D.                            Le 2 avril 2015, X. GmbH a déposé un appel et un recours contre cette décision. L'appel a été déclaré irrecevable, par arrêt rendu le 27 juillet 2015 par la Cour d'appel civile, dans la mesure où ne sont sujettes à appel, dans les affaires patrimoniales, que les décisions d'une valeur litigieuse de 10'000 francs au moins qui sont finales, incidentes ou portent sur des mesures provisionnelles (art. 308 CPC), où la décision du 31 mars 2015 n'était assurément pas finale et ne portait pas sur des mesures provisionnelles et où on ne pouvait pas considérer qu'il s'agissait d'une décision incidente, une décision étant incidente si elle pourrait faire l'objet d'une décision contraire en instance de recours, cette dernière mettant de la sorte fin au procès et permettant de réaliser une économie de temps ou de frais appréciable (art. 237 al. 1 CPC) et une décision contraire à celle du 31 mars 2015 ne pouvant qu'allonger un peu la procédure, le temps pour l'intimé de ratifier lui-même la demande ou de désigner un autre représentant, sans nullement mettre un terme au procès.
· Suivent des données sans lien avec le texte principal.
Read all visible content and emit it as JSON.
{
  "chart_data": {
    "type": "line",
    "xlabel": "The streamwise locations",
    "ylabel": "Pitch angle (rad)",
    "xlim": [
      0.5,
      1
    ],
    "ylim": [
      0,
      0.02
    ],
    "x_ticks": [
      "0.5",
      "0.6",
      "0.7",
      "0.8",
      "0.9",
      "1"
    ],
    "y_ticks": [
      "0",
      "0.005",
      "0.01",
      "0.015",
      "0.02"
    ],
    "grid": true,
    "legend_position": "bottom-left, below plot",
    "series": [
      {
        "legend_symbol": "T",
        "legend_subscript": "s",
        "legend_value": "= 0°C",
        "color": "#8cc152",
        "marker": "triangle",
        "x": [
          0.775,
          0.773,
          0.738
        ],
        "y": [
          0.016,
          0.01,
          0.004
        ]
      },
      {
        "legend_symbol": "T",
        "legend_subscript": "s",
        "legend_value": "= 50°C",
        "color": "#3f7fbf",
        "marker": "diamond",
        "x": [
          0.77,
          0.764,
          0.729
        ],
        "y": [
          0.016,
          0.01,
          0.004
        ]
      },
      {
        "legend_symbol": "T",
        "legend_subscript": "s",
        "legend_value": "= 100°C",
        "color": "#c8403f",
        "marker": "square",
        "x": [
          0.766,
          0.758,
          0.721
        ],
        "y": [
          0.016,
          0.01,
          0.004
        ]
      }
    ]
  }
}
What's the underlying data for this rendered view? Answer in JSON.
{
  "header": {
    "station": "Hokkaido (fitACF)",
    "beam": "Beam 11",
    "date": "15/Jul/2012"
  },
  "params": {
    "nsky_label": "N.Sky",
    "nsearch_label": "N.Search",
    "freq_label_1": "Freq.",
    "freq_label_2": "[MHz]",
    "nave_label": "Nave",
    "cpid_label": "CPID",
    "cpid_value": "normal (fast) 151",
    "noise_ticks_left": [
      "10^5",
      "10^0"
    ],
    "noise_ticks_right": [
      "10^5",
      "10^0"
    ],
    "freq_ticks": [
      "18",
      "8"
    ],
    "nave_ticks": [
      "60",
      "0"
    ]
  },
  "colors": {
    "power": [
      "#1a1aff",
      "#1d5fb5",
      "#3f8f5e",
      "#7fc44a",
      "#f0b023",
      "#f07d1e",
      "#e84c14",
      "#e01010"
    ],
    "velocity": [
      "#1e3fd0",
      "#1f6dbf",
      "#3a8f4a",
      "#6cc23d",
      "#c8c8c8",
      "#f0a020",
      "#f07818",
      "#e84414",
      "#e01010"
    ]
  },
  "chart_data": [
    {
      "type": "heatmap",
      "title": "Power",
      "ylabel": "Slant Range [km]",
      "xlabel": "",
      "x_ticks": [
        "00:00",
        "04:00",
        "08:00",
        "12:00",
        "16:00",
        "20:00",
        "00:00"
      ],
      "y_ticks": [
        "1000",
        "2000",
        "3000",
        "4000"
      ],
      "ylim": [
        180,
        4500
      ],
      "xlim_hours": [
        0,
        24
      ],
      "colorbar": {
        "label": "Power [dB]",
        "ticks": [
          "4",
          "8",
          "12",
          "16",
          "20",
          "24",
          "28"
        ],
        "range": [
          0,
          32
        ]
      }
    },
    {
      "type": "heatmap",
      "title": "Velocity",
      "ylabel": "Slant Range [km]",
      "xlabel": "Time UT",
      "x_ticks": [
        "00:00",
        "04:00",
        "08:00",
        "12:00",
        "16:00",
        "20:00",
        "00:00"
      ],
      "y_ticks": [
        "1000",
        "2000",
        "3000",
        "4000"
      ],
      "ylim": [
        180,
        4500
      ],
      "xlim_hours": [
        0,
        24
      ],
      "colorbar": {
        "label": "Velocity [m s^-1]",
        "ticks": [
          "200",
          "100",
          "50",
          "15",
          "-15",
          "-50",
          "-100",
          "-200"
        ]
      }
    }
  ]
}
La Cour d'appel civile a rappelé que c'est sous l'angle de la recevabilité découlant de l'article 319 let. b ch. 2 CPC, applicable en matière de recours, que la capacité à postuler d'un représentant d'une partie a été examinée récemment par le Tribunal fédéral (arrêt du 17.10.2014 [4D_58/2014]), que la recevabilité en tant que recours de l'appel était envisageable et qu'il y avait dès lors lieu de le transmettre d'office à l'Autorité de recours en matière civile. Cette dernière avait certes rendu le 5 mai 2015 une ordonnance de classement au sujet du recours déposé en même temps que l'appel, mais cela résultait d'un malentendu. Après un échange de vues entre les représentants des deux cours concernées, il apparaissait que la transmission de l'appel pour examen de son éventuelle recevabilité était préférable à un conflit de compétence négatif.

E.                            Il revient dès lors à l'Autorité de recours en matière civile d'examiner la recevabilité du mémoire d'appel au regard de l'article 319 CPC, sans être liée par l'ordonnance de classement du 5 mai 2015, solution qui, comme relevé par la Cour d'appel civile, ne porte préjudice à aucune des parties.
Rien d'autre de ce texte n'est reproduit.